Together, these data suggest that the dysfunctional state in tumoral T cells may be caused by oxidative damage at telomeres. Further, protection of telomeres from this damage may prevent the development of dysfunctional phenotypes and, therefore, may aid in improving the functionality of immunotherapy strategies using engineered T cells.

Write-up by Maartje Wouters, image by Lauren Hitchings

Meet the researcher

This week, first author Dayana Rivadeneira and lead author Greg Delgoffe answered our questions.

What was the most surprising finding of this study for you?
I think one of the biggest surprises was how telomeres in dysfunctional T cells were not shorter, but damaged, and the damage of the telomeres was sufficient to induce a full-blown DNA damage response, and ultimately T cell hypofunctionality. This link has not yet been fully explored in T cells, and it's what Dayana's group, going forward, is going to be focusing on.

What is the outlook?
The shelterin-targeted antioxidant (GPX1-TRF1) is a genetic construct that can essentially be easily translated into clinical vectors for CAR-T cells. We are currently testing other shelterins and other antioxidants to find the most potent one for potential translation, but I'd say the outlook is quite promising for this technology!

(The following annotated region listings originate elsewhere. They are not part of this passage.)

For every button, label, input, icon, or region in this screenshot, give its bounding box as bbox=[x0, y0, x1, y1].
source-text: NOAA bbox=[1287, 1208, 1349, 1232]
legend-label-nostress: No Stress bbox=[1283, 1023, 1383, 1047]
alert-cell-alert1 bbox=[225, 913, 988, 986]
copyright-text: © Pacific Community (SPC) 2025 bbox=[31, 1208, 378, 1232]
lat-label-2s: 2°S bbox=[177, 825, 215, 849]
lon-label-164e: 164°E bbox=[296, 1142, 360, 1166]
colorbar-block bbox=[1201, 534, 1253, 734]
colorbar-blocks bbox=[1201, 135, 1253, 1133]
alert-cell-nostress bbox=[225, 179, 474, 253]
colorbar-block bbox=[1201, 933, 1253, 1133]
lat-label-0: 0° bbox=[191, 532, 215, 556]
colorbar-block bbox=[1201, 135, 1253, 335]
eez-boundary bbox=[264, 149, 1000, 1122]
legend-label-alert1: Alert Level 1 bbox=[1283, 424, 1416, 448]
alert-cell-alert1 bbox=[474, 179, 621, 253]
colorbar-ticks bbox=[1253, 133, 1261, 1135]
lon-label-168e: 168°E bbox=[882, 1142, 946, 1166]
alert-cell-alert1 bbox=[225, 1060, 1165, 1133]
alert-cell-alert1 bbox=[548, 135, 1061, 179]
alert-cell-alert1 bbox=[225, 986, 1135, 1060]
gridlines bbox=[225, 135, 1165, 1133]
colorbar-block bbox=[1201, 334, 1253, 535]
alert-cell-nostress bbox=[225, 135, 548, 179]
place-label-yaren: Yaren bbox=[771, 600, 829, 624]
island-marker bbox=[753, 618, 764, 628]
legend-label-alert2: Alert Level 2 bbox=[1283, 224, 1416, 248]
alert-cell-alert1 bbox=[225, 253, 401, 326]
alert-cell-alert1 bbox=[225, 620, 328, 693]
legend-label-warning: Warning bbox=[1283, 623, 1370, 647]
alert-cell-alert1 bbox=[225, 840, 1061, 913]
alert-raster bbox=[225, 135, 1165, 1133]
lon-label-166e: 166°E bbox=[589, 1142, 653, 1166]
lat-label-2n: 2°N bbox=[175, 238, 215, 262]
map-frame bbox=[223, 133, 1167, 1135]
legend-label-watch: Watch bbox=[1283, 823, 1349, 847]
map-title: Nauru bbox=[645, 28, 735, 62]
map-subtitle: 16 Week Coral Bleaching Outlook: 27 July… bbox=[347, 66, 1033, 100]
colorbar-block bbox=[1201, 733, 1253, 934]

If you could go back in time and give your early-career self one piece of advice for navigating a scientific career, what would it be?
GD: If I could go back in time and give the “early career researcher” version of me some advice, it would be to try not to sweat the small stuff. There will be bumps along the road of your scientific life, but the vast majority of the time, that's all they are, bumps along the road that remind you to keep things on track. If you freak about every little hurdle along the way, you won't see the journey for what it is.

Who or what has been a major source of inspiration or motivation for you throughout your career?
DR: My major inspirations are my parents. They worked very hard to give me the opportunity to come to the US to achieve my research career. I recently lost my father to cancer. He is my biggest motivator to keep working towards a better understanding of this terrible disease and designing better therapeutic approaches.